Still, the procedure has a long way to go to gain widespread acceptance.

“It really is the minority of us who feel comfortable or feel that it is the right thing to do a thoracotomy when there is a ventricular septal defect,” said Luca Vricella, M.D., chief of pediatric heart transplantation at Johns Hopkins Medicine as well as the director of pediatric cardiac surgery. “But having said that, if the results are good, and the incision is small, you can’t complain. And maybe it is something we should embrace in the community.”

Reaching for the big leagues

Four days after surgery, Ethan was discharged from Children’s Memorial Hermann. He walked out of the hospital on his own.

“When I woke up from the surgery, it felt like someone was punching me or stabbing me,” Ethan recalled, a few days into recuperation. “But I’m feeling better now. I’ve been playing the Wii and talking with my friends.”

One month post-surgery, Ethan returned to the baseball field.

“At my first practice back, I was kind of worried if I stretched too far that my stitches would break,” he said. “But after that, it was fine and I haven’t been in too much pain.”

His coaches weren’t pushing him too hard, but after that first practice, Ethan told his mom he was done with that.

“They were very patient and understanding,” Julie explained. “They said
he could sit out or take it easy. After his four-week checkup, Ethan told me to text his coaches to tell them, ‘Don’t take it easy on me!’”

Just after Labor Day, Ethan played his first game of the season with the Dynasty.
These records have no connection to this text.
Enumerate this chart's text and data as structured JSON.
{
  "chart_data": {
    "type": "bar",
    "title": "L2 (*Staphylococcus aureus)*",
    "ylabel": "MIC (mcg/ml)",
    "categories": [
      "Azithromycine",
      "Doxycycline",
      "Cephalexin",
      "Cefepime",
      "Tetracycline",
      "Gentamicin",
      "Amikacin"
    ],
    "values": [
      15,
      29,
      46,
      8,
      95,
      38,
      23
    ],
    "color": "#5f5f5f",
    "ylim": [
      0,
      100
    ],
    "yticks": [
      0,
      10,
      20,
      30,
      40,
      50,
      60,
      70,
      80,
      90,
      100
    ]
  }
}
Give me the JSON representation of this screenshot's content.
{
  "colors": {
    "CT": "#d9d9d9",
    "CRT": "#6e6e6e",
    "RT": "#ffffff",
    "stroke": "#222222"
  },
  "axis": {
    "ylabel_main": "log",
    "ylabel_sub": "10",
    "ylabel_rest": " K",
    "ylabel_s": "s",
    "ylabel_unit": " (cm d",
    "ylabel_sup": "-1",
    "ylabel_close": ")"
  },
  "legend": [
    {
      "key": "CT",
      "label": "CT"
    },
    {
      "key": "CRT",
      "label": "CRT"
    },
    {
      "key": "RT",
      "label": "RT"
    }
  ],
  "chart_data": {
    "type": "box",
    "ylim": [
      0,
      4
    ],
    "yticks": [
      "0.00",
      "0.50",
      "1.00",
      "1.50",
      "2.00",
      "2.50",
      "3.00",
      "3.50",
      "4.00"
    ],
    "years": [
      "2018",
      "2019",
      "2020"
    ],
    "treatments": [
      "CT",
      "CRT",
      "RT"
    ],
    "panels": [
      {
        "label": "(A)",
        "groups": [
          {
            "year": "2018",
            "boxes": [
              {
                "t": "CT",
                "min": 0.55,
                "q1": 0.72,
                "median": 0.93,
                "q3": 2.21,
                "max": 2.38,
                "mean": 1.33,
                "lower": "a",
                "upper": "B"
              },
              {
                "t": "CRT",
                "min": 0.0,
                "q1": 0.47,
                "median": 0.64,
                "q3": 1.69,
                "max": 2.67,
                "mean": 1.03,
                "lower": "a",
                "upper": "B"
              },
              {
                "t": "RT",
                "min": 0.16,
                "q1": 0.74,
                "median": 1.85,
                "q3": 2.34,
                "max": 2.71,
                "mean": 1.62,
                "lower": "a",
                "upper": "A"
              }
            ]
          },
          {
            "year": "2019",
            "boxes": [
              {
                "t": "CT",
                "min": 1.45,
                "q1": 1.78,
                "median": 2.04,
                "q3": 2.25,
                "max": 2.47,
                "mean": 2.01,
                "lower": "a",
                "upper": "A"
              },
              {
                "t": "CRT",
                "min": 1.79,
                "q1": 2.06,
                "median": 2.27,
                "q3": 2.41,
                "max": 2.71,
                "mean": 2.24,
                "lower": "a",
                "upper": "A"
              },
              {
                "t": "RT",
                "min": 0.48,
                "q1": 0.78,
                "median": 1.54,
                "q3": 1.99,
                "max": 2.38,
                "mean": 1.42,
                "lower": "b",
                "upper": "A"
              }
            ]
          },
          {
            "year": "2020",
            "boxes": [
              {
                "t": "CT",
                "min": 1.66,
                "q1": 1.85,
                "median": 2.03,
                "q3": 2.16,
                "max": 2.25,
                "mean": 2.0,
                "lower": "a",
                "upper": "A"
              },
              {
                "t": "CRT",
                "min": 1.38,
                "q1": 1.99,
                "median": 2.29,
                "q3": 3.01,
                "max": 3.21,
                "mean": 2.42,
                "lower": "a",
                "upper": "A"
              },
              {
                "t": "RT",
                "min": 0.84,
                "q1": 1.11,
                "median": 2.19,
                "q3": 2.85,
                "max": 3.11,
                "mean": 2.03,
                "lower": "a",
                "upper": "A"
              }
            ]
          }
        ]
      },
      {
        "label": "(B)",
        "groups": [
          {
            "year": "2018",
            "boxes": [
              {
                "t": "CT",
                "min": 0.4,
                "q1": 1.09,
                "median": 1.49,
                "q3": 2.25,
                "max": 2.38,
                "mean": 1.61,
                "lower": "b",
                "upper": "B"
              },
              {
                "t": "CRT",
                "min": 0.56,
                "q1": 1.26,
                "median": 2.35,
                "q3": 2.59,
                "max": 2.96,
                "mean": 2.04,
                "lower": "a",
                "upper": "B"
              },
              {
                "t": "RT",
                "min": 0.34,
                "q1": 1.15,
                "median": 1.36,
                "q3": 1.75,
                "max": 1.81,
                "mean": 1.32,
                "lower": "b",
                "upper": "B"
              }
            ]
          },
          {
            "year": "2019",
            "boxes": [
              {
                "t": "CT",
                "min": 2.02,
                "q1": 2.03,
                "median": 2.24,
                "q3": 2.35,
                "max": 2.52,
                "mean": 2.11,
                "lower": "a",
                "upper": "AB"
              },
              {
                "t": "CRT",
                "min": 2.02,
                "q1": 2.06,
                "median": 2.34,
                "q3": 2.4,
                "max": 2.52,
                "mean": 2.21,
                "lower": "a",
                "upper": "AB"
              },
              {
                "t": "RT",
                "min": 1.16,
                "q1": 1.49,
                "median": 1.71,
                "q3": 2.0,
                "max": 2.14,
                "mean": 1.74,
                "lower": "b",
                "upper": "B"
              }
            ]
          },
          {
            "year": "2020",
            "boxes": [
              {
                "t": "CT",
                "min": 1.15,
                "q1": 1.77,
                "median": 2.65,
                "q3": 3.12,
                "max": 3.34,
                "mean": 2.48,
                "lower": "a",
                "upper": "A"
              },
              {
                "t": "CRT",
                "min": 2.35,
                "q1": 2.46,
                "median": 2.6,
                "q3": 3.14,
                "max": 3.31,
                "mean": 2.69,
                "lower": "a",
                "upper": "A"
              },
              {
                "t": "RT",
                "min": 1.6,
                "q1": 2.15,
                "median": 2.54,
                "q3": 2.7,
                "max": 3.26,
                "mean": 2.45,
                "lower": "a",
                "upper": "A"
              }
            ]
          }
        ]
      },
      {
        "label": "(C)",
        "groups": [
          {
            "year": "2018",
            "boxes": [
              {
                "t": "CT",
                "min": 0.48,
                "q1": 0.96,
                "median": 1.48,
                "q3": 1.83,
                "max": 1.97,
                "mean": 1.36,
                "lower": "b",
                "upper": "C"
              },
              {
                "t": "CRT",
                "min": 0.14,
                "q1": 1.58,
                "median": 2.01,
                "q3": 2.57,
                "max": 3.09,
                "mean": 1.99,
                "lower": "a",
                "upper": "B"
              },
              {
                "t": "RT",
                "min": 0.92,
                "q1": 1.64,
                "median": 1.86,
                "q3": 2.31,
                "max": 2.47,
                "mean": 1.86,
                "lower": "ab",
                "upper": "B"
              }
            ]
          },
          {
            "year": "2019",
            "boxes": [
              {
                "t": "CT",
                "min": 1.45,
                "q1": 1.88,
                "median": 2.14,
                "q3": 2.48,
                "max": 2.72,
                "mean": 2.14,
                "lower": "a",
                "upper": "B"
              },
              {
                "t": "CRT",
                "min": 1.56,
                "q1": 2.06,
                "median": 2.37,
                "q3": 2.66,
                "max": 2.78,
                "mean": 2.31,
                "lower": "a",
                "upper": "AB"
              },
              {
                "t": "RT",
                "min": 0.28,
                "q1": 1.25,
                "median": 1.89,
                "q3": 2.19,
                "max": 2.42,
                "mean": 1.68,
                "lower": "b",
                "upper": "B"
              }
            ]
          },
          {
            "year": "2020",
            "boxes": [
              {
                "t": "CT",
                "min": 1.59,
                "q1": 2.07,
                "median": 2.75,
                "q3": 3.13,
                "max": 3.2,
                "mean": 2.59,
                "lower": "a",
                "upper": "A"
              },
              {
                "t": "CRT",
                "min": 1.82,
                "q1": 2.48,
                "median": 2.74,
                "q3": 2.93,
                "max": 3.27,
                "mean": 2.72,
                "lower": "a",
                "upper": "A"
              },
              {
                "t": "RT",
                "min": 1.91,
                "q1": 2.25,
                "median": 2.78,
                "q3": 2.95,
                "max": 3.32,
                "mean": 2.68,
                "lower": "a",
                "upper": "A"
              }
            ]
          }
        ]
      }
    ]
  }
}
He helped lead the team to a 13-2 victory by striking out four players. When he grows up, he wants to follow in the footsteps of his favorite Astros player, George Springer, and compete in Major League Baseball (MLB). He already knows how he will give back once he becomes famous: he’s going to visit patients at Children’s Memorial Hermann.

“When I play in the MLB, I want to come back and visit the kids here and give them my money,” Ethan said.